Tax & Accounting Blog

Part 3: Additional Data Elements Now Needed to Generate CbC Reports in the OECD XML Schema

BEPS, Blog, ONESOURCE July 14, 2016

On March 22, 2016, the OECD published its standardized electronic format for the exchange of Country-by-Country (“CbC”) Reports between Competent Authorities, including the CbC extensible markup language (“XML”) schema and related User Guide. Both documents were developed to assist the speedy and consistent implementation of CbC Reporting with a view to accommodating the electronic preparation, filing and exchange of CbC Reports.

The complexities of producing CbC reports in the OECD XML schema is not one to be taken lightly. This, coupled with the other complexities of BEPS compliance, should further discourage MNEs from self-preparation of CbC reports. ONESOURCE can help.

This is Part 3 of a series on CbC Reports and what you need to know. See Part 1 and Part 2.

There now appears to be a need to capture several additional data elements to populate some mandatory and optional fields to generate the CbC reports in the OECD XML schema. These fields are in addition to the data fields that werespecified in the OECD templates (i.e. table 1, 2 and 3). These fields include entity identification numbers (TIN, EIN and others) and jurisdiction that issued the identification number, entity address (a short form and long form), and interestingly, the legal form of the entity as recognized in the domestic jurisdiction. Clearly the entity type was not a required field in any of the OECD tables 1 through 3 and disclosing this will require some additional due diligence. For example there is a requirement that when it comes to stated capital and accumulated earnings of a branch and permanent establishment (PE), the amounts should be reported in the jurisdiction of the parent and not the jurisdiction of the branch or PE (with some exceptions for stated capital of a branch or PE). The rules for partnerships and other flow through entities are more complex.
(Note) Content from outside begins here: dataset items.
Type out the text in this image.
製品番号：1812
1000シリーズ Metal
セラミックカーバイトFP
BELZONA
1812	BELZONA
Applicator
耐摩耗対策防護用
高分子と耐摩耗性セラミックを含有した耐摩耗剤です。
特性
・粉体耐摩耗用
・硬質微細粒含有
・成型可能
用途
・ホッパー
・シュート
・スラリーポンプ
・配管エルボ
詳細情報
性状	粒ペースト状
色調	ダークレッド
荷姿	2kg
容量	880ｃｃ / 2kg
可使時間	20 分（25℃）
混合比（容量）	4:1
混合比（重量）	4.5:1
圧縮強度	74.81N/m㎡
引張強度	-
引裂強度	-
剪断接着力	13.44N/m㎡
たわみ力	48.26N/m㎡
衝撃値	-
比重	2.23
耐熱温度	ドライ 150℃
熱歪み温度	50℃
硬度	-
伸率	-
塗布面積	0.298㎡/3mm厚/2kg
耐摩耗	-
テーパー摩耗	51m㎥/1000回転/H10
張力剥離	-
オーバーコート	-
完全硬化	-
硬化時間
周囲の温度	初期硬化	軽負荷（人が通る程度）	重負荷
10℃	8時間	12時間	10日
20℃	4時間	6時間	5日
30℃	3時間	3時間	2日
The U.S. proposed rules for example require all CbC table 1 items for flow through entities to be reported in the jurisdiction of the partners, whereas other jurisdictions’ CbC requirements may include that a partnership’s CbC items be re-classed to a stateless jurisdiction. So an MNE filing directly in two jurisdictions may end up preparing CbC reports using two different calculation assumptions; one where partnership items are shown in the jurisdiction of the partners and another where partnership items are shown in a separate stateless jurisdiction. In a complex MNE organization structure with several branches, several partnerships at various tiers, and multiple partners in multiple jurisdictions, performing these calculations under alternative assumptions is no easy matter.

Tracking and Updating Schema Changes with Each Filing Year
Also worth noting is that schema is never static and there could be changes for the CbC filing from year-to-year. These changes need to be tracked to ensure that when you go to file each new year’s CbC report, you are in compliant with that years XML schema and other reporting formats. Think of how this then is compounded if you have multiple jurisdictional filings.

Summary

    • Preparing CbC Reports in the XML Schema proposed by the OECD is complex and requires a fair amount of computer programming
    • It is very likely that jurisdictions will adopt the same schema for MNEs to submit their CbC reports but there will be variations to capture country specific requirements
    • It is most likely that MNEs will end up having to file CbC reports directly to more than one jurisdiction which will also mean maintaining multiple XML reporting formats
    • It is very likely that jurisdictions will modify their CbC XML Schemas year over year
    • There is also a notification requirement and this must be satisfied by filing directly with each jurisdiction unlike the CbC report where multiple jurisdictions can receive the CbC report via automatic exchange
    • In addition both the CbC report and the notification will have to be e filed meaning some form of machine to machine communication with the filing tax jurisdictions
    • The OECD XML schema is asking for additional information compared to what is in the current OECD table 1, 2 and 3 templates including legal entity type which could be an additional data point that can be used by tax authorities to determine if roll up and reclass logic is correctly applied
    • The OECD XML schema should also be seen as an opportunity to add explanatory narratives like the use of NOLs and other incentives to explain a low taxes paid and taxes accrued as well as to notify the tax authority as to which jurisdictions should be entitled to receive the CbC report via automatic exchange and which jurisdictions should not since the rules that determine this is complex and constantly evolving as countries continuously implement CbC rules often with retroactive effective dates.